Lorsque les concours de la fonction publique sont ouverts pour des Bac+2, ce peuvent être des Bac+5 qui prennent les postes. Des situations similaires se déroulent dans les entreprises. Une surqualification intervient. Des personnes surdiplômées peuvent se retrouver sous-employées. Quand vous comparez entre le début des années 1990 et 2010, le nombre de diplômés d’un niveau Bac+5 et doctorat a augmenté de 83 %. Dans le même temps, le nombre de postes de cadres dans l’ensemble de l’économie a augmenté de 38 %. Si vous avez un Master, les postes qui vous attendent sont classés dans la catégorie cadre. Il y a une déformation de la structure de la population selon le niveau de diplôme, la déformation de la structure des emplois ne l’a pas forcément accompagné au même rythme.

Une hausse de niveau de diplôme est constatée. Mais il n’y a pas en même temps une déformation de la structure de l’emploi qui était en adéquation avec l’évolution des diplômes.  L’économie n’a pas été capable de produire les emplois qui correspondaient aux aspirations associées à l’obtention d’un diplôme.

Nous avons une politique d’éducation qui élève le niveau de diplômes mais dans le même temps, certaines politiques économiques qui ont été déployées (comme l’allègement des cotisations sociales au niveau des bas salaires) ont contribué à déformer la structure de l’emploi vers des emplois faiblement qualifiés sans pour autant permettre aux personnes les moins formées à s’insérer dans l’emploi. En maintenant le niveau de prélèvements sur les postes d’emplois qualifiés, cela peut créer un frein aux conditions de développement de l’emploi qualifié parce que vous devez financer le développement de l’emploi non-qualifié.

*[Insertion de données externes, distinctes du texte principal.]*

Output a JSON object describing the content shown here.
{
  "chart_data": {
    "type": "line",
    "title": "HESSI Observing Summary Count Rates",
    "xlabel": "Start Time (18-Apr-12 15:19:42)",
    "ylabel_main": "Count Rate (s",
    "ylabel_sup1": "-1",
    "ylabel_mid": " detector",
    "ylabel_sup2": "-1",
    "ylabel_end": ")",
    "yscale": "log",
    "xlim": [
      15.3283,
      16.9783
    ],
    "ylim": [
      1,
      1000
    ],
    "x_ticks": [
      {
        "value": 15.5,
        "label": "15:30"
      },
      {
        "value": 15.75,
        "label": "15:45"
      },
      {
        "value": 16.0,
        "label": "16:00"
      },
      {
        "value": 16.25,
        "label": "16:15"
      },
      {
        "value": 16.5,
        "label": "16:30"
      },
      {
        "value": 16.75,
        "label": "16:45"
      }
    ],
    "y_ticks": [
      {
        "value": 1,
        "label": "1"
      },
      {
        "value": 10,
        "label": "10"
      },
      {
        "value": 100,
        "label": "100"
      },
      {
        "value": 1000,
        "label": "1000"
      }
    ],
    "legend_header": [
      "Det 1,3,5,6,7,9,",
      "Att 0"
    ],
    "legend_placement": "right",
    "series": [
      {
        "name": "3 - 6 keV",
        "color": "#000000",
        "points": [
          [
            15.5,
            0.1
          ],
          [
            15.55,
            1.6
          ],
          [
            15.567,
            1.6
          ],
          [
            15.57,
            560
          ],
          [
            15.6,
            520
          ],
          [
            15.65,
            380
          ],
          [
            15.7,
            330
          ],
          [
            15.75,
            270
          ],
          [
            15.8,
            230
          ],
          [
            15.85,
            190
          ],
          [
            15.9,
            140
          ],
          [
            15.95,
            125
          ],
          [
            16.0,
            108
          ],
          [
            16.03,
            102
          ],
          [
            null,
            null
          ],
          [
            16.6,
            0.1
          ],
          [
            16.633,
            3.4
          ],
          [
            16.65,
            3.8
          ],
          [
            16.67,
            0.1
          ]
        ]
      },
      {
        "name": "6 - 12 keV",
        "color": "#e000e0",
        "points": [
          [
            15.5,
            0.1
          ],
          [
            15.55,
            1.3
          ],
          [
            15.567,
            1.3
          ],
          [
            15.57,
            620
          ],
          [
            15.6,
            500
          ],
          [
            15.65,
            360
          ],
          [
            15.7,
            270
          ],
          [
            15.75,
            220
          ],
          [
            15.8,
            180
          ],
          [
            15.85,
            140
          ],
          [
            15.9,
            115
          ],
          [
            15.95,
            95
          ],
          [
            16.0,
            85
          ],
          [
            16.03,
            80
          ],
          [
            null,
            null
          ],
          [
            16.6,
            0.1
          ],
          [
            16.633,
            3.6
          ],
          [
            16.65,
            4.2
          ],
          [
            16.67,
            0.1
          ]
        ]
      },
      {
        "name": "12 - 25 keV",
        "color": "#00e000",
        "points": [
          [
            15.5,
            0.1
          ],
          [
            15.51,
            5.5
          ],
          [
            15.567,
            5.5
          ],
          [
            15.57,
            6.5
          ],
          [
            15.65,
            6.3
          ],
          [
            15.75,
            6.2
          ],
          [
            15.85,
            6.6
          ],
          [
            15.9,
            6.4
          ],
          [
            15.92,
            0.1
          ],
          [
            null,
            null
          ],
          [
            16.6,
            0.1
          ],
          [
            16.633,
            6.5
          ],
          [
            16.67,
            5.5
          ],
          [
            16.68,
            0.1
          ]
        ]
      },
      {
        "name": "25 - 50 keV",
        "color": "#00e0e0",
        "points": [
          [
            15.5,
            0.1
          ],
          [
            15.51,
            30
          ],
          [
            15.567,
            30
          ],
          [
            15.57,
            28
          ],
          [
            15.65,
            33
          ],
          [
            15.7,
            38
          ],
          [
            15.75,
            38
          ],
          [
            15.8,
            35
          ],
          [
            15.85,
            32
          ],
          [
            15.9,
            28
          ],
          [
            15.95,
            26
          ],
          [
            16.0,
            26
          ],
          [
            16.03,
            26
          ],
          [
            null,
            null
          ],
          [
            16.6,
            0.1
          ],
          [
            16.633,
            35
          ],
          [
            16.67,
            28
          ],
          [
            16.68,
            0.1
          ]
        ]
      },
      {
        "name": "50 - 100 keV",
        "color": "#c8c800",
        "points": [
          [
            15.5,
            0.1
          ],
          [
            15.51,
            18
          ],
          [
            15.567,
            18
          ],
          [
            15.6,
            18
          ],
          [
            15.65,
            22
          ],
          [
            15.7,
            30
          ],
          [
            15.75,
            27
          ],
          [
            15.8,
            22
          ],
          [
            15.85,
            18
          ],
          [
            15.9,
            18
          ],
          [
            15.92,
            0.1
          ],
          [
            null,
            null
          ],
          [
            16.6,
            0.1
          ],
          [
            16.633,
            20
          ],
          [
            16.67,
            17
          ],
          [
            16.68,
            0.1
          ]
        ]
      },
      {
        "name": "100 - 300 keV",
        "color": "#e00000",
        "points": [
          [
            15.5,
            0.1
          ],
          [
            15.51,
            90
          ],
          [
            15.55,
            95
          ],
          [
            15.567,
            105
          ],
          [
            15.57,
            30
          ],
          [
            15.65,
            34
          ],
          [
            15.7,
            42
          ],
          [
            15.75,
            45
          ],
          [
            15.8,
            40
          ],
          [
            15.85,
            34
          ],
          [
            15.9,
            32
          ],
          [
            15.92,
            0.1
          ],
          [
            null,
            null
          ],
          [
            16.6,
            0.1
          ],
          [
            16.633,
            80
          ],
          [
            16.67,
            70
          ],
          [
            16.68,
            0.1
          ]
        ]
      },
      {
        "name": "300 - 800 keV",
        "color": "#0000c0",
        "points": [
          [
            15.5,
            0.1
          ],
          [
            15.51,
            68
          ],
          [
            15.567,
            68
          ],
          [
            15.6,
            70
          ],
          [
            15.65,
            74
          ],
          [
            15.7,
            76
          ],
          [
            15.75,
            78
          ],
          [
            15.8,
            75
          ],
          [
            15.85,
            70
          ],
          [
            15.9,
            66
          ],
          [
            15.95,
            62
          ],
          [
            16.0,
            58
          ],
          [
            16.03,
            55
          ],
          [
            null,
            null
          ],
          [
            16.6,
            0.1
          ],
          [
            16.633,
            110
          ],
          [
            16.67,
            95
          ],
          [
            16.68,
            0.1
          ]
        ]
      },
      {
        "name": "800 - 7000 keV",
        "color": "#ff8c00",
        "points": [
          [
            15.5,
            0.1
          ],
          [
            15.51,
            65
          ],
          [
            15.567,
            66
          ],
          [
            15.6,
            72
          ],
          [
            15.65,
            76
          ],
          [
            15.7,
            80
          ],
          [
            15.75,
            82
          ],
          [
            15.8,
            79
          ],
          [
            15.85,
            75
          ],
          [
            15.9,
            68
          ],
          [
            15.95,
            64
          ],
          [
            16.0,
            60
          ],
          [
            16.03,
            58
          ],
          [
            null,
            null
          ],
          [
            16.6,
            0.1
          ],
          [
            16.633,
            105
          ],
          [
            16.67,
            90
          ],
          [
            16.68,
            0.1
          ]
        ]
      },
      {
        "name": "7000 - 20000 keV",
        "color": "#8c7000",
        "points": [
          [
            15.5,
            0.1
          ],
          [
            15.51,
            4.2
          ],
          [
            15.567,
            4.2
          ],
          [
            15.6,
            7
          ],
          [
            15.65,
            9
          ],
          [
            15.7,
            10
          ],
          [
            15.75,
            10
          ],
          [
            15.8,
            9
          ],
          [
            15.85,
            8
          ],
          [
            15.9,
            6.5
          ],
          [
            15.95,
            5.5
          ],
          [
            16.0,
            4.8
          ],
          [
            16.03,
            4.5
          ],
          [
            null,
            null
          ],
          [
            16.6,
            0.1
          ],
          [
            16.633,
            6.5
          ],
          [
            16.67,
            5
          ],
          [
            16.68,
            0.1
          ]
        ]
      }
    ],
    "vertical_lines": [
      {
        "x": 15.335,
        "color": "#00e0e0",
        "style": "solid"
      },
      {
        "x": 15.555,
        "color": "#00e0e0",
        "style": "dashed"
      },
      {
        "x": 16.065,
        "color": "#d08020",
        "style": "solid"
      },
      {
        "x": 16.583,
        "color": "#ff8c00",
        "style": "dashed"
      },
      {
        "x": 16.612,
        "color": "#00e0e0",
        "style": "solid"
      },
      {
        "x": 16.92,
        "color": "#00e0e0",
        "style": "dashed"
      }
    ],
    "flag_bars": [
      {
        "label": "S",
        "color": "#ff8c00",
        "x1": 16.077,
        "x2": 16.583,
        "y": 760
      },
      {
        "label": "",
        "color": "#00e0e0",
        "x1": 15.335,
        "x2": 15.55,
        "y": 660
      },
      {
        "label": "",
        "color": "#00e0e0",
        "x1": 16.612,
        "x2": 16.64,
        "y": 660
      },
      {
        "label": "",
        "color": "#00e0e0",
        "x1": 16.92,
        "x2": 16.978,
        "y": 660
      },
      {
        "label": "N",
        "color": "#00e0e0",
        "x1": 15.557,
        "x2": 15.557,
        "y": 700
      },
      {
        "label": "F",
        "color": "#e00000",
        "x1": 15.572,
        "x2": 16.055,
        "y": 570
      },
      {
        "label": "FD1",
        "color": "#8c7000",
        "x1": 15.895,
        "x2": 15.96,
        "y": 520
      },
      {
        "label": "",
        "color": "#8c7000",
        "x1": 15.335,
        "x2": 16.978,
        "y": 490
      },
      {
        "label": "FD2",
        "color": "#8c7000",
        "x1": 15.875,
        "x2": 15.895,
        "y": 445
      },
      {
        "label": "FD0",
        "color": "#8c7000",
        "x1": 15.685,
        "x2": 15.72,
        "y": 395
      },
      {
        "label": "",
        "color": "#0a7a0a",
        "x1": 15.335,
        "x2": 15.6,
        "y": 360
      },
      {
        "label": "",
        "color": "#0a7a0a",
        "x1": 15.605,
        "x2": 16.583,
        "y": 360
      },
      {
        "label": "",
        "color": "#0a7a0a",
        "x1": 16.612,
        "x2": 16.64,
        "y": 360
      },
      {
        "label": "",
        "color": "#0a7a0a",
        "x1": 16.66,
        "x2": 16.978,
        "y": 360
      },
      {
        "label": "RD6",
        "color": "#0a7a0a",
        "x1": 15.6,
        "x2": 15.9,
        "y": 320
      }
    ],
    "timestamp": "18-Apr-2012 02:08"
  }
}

En allégeant le coût, le développement d’emplois non-qualifiés a été favorisé sans se donner les moyens de créer de l’emploi qualifié à un moment où le niveau de diplômés montait dans la population.

Cela peut générer une double frustration. Si vous n’êtes pas diplômé, il vous est plus difficile d’être intégré dans l’emploi. Si vous êtes diplômé, vous allez être dans l’emploi mais pas nécessairement au niveau que vous attendiez.

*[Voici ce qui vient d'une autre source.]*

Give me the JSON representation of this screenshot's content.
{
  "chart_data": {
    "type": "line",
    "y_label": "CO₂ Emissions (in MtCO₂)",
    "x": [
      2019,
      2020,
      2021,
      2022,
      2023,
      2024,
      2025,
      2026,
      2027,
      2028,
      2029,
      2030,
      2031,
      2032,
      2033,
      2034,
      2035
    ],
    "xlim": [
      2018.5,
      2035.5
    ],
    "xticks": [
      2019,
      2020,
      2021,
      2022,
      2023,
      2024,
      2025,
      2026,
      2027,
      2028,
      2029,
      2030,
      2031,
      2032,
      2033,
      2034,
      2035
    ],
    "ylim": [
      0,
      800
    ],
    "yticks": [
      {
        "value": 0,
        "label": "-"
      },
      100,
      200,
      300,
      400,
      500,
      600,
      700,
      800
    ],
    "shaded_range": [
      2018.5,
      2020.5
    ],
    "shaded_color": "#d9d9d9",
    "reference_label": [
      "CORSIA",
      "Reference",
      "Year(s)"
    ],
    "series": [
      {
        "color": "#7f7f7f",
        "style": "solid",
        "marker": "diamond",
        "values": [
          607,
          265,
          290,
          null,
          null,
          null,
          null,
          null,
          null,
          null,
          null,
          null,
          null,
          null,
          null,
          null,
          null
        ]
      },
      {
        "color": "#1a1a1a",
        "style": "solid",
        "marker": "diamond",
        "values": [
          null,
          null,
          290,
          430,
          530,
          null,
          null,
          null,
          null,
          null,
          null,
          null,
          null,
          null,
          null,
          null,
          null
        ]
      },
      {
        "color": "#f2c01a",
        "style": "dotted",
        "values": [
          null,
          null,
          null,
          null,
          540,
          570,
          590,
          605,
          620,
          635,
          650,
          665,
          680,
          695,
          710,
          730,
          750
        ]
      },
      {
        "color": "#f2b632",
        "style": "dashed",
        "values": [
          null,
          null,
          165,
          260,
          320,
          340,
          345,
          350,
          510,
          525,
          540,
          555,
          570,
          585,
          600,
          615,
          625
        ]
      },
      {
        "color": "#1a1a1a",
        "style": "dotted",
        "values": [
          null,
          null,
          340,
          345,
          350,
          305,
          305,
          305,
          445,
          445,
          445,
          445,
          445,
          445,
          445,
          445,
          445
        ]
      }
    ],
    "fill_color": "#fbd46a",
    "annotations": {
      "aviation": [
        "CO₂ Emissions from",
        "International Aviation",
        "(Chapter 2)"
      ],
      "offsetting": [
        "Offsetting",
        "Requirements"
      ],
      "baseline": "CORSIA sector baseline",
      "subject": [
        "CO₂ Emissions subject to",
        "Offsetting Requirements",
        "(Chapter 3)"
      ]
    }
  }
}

Face à ce constat, quelles sont potentiellement les solutions à envisager pour régler tout ou partie des problèmes ? 

La formation professionnelle est un enjeu majeur. On constate un taux assez faible de chômage des diplômés mais ils connaissent une frustration quant à leur insertion dans l’emploi. Il y a également des difficultés de recrutement pour les postes à faible niveau de qualification. La meilleure manière d’affronter ces difficultés est de donner les conditions du retour à l’emploi aux personnes qui en sont le plus éloignées, aux individus faiblement qualifiés. Du point de vue du chômage, les personnes qui en sont sorties sont celles qui étaient relativement proches de l’emploi, des individus qualifiés. A l’heure actuelle, la situation est plus difficile car il faut faire revenir vers l’emploi les personnes qui en sont, à priori, les plus éloignées, qui n’ont pas forcément la mobilité géographique pour occuper des emplois faiblement rémunérateurs. Cela prend du temps également pour former ces personnes via la formation professionnelle. Les entreprises ont aussi un rôle à jouer.  

Des initiatives vont-elles dans ce sens ?      

Le secteur de la construction fournit un exemple intéressant. Il connaît un niveau d’emplois est supérieur à celui enregistré avant la pandémie alors que le niveau d’activité est assez similaire au niveau de la pandémie. Avec la Covid-19, les travailleurs détachés sont repartis chez eux ais ne sont pas revenus. Certains de ces travailleurs venaient notamment des pays de l’Est. Les entreprises du secteur de la construction ont donc dû trouver d’autres viviers de recrutement en France dans un environnement proche et dans le bassin d’emploi local.

Les politiques d’accompagnement social et de retour vers l’emploi en France sont-elles suffisantes ou insuffisantes ?

Si l’on observe les résultats, ces politiques et ces moyens mis en œuvre permettent de bien accompagner vers l’emploi des personnes qui en sont proches et des individus qui ont eu des formations initiales. Ces profils n’ont pas forcément beaucoup de difficultés pour se réinsérer dans l’emploi. Malheureusement, nous avons des difficultés à insérer ceux qui sont peu formés.